Yeghegnadzor cascade after the restoration. Credit: Aram Galstyan, Katja Koch

Ideological adaption 

Aram notes that many pieces have been destroyed by individuals who did not realise their historical value. After the 2018 revolution,the government promised to preserve the country’s cultural heritage, and to condemn its destruction as a violation of human rights. With regards to ‘decommunization’, no process was ever introduced at a legislative level.

Throughout their travels, the pair encountered symbols that had been plied out or damaged and eroded. It was in Turkmenistan that Aram noticed something peculiar – that many Soviet-era mosaics were well-maintained, but redesigned with new symbols of the independent country.

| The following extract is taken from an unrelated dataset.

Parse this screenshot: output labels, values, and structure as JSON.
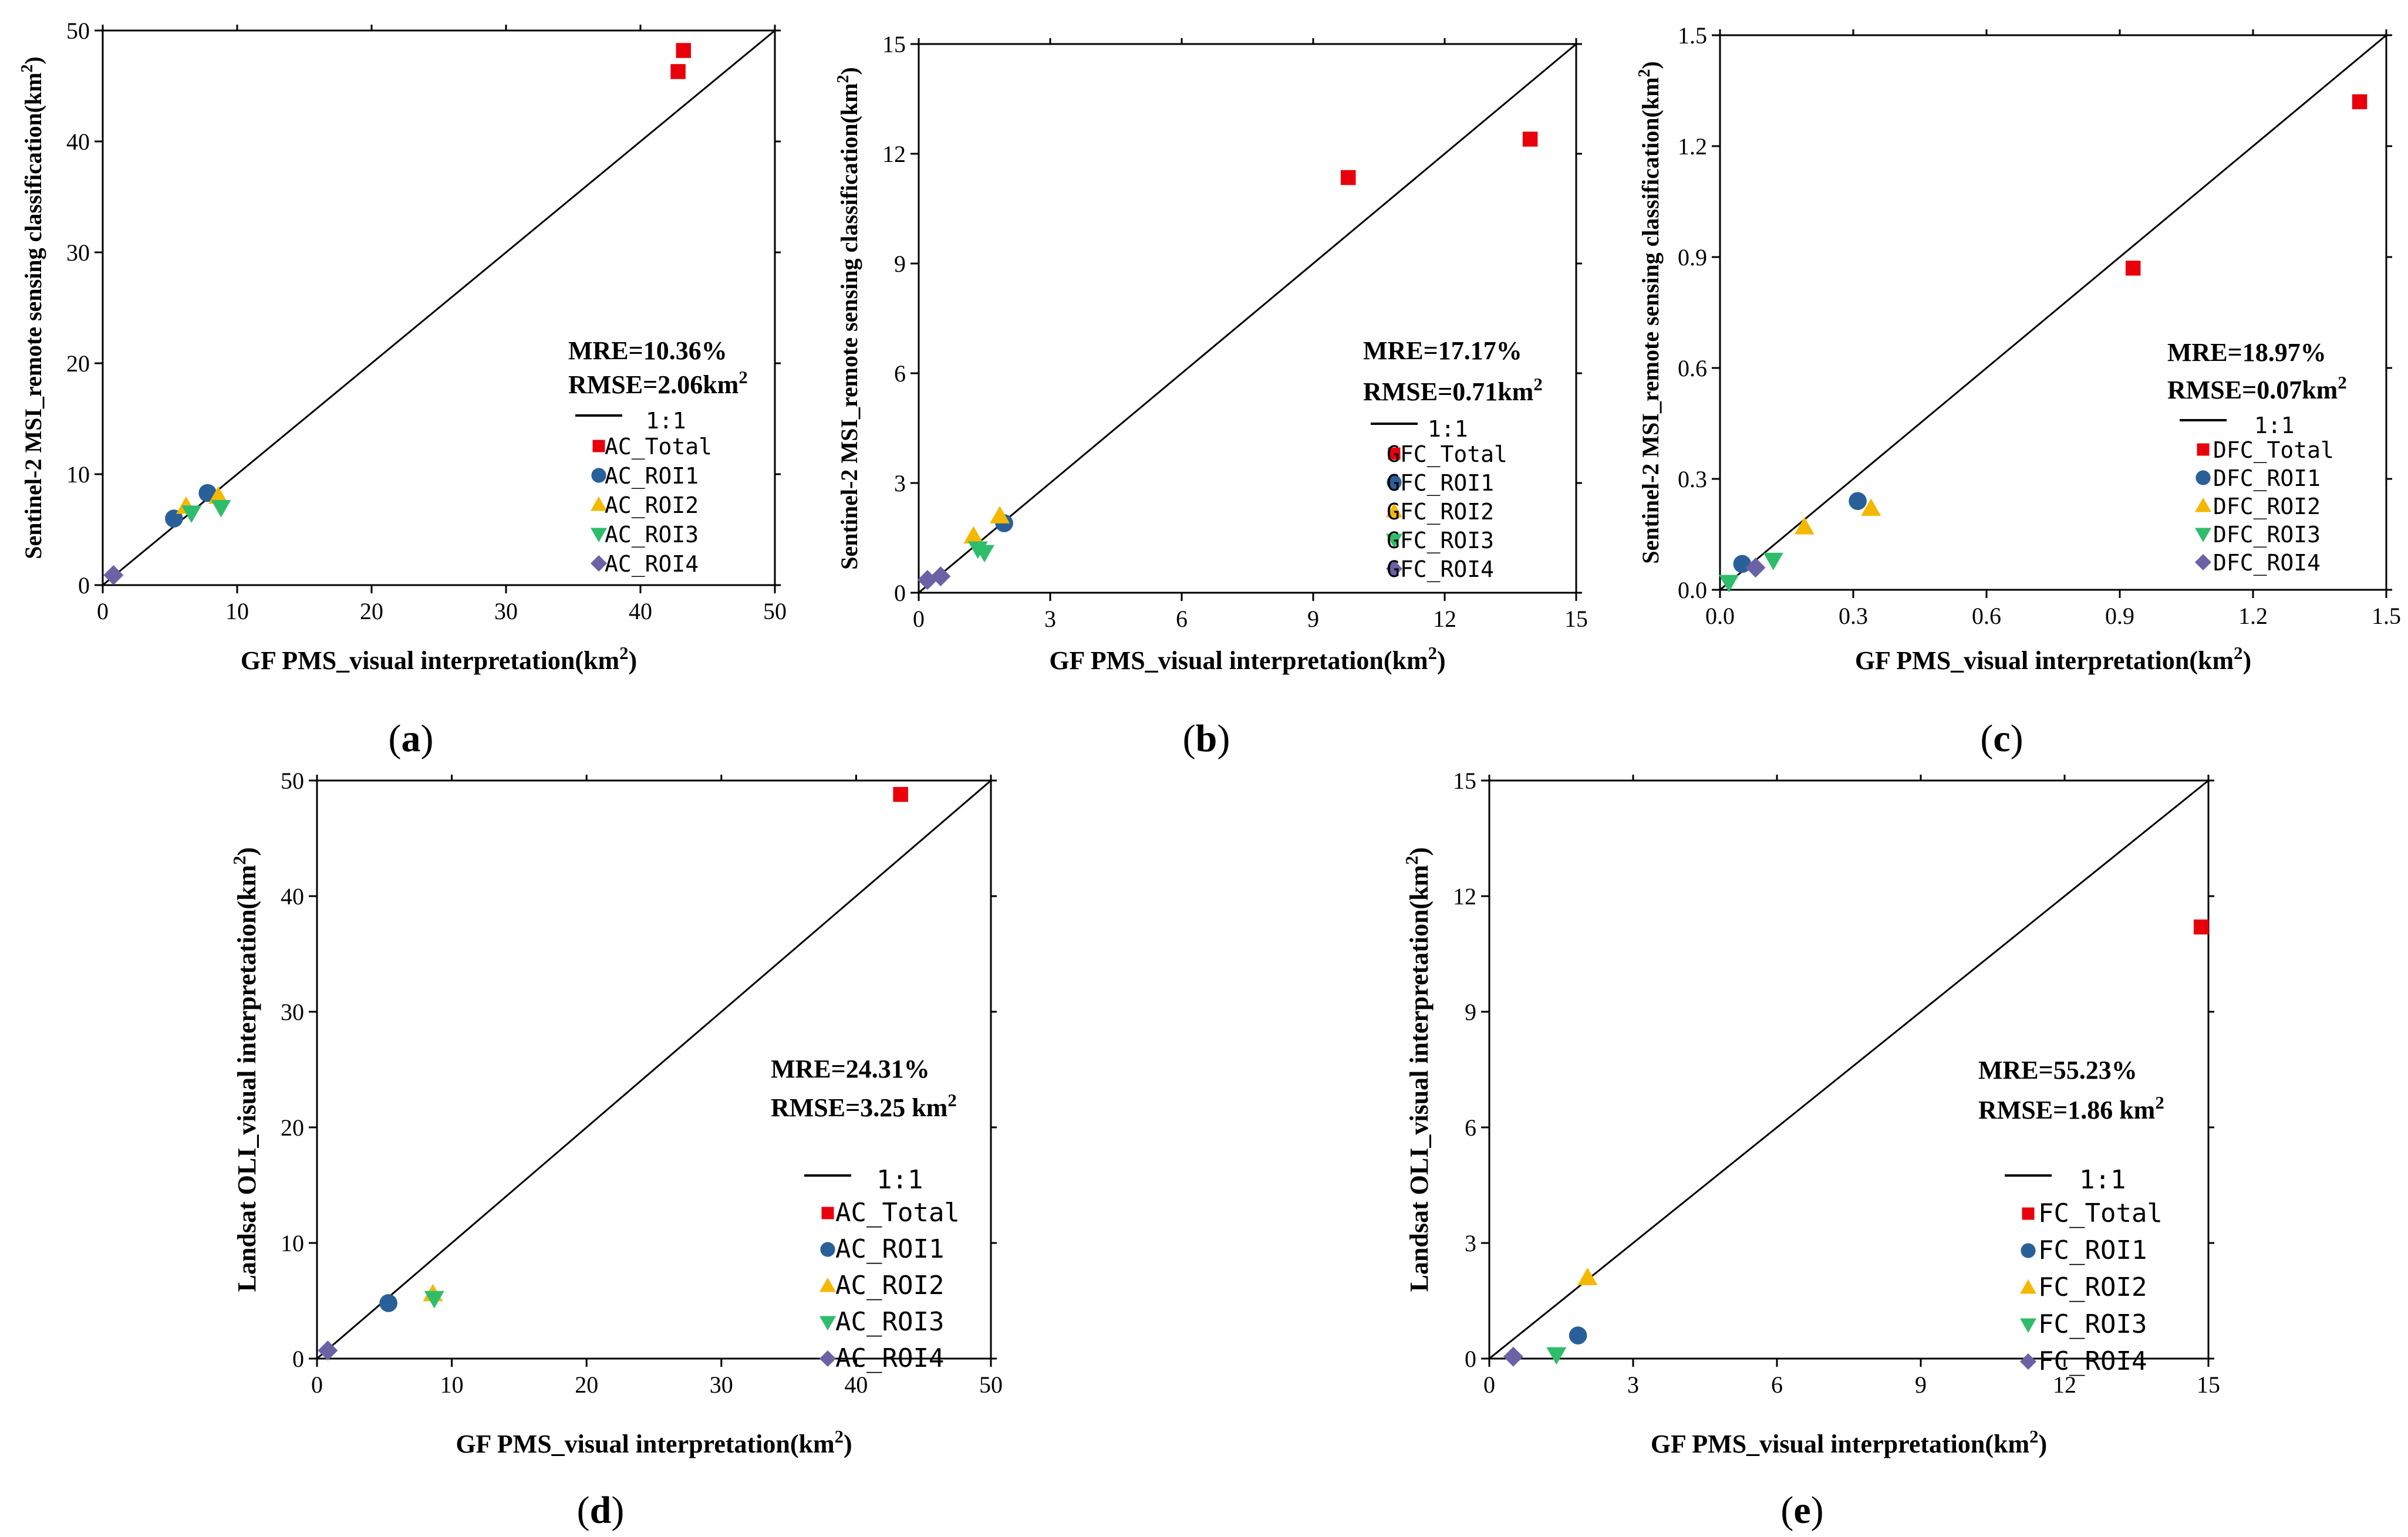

“Overall, the presence of mosaics can be dependent on the economic situation of that area. In the provinces, there aren’t as many new buildings, so many of the old Soviet ones remain. Unfortunately though, the works in these areas tend to not be so big or as important as those that were in urban areas”, he says.

The artist also drew parallels on a political level: “In Belarus: there is a very close connection with the Soviet era, so many works of art are protected by the state”

Hammer and sickle replaced in Turkmenistan. Credit: Aram Galstyan, Katja Koch

Public artwork, private space

Aram notes how formerly-public artworks also shape-shift into an untouchable role in newly-privatised spaces. 

“Security officers would forbid us from shooting. We often came across police who threatened us with arrest and forced us to delete our photos. In other words, we fell victim to arbitrary and incomprehensible, illogical prohibitions.”

While artworks are being cordoned off and hidden from the public, collecting data on them also proved to be difficult for the pair, to the point that it would stall their work on the book.

Despite the difficulties in compiling such a comprehensive guide, it hasn’t put Aram off from considering a future project, in which he hopes to photograph Soviet mosaics in Russia, travelling from Rostock to Vladivostok.

Hotel "Dnepropetrovsk" by Aram Galstyan

In the meantime, he has been using his photo collection as a source of inspiration in his own work as an artist. 

“In Yerevan, I was amazed at the conditions of the apartments after privatisation, and the complete absence of state control. Even though the building had lost its uniform character, something inspired me that seemed quite magical”, he says.

He took to the canvas and has created a series of works on residential buildings and hotels which can be viewed here. 

Aram is happy to see that he is not the only one inspired by socialist architecture and art: 

“It is encouraging that there are more and more initiatives by young people who reject iconoclasm and seek to preserve the cultural heritage of that time.I have high hopes.”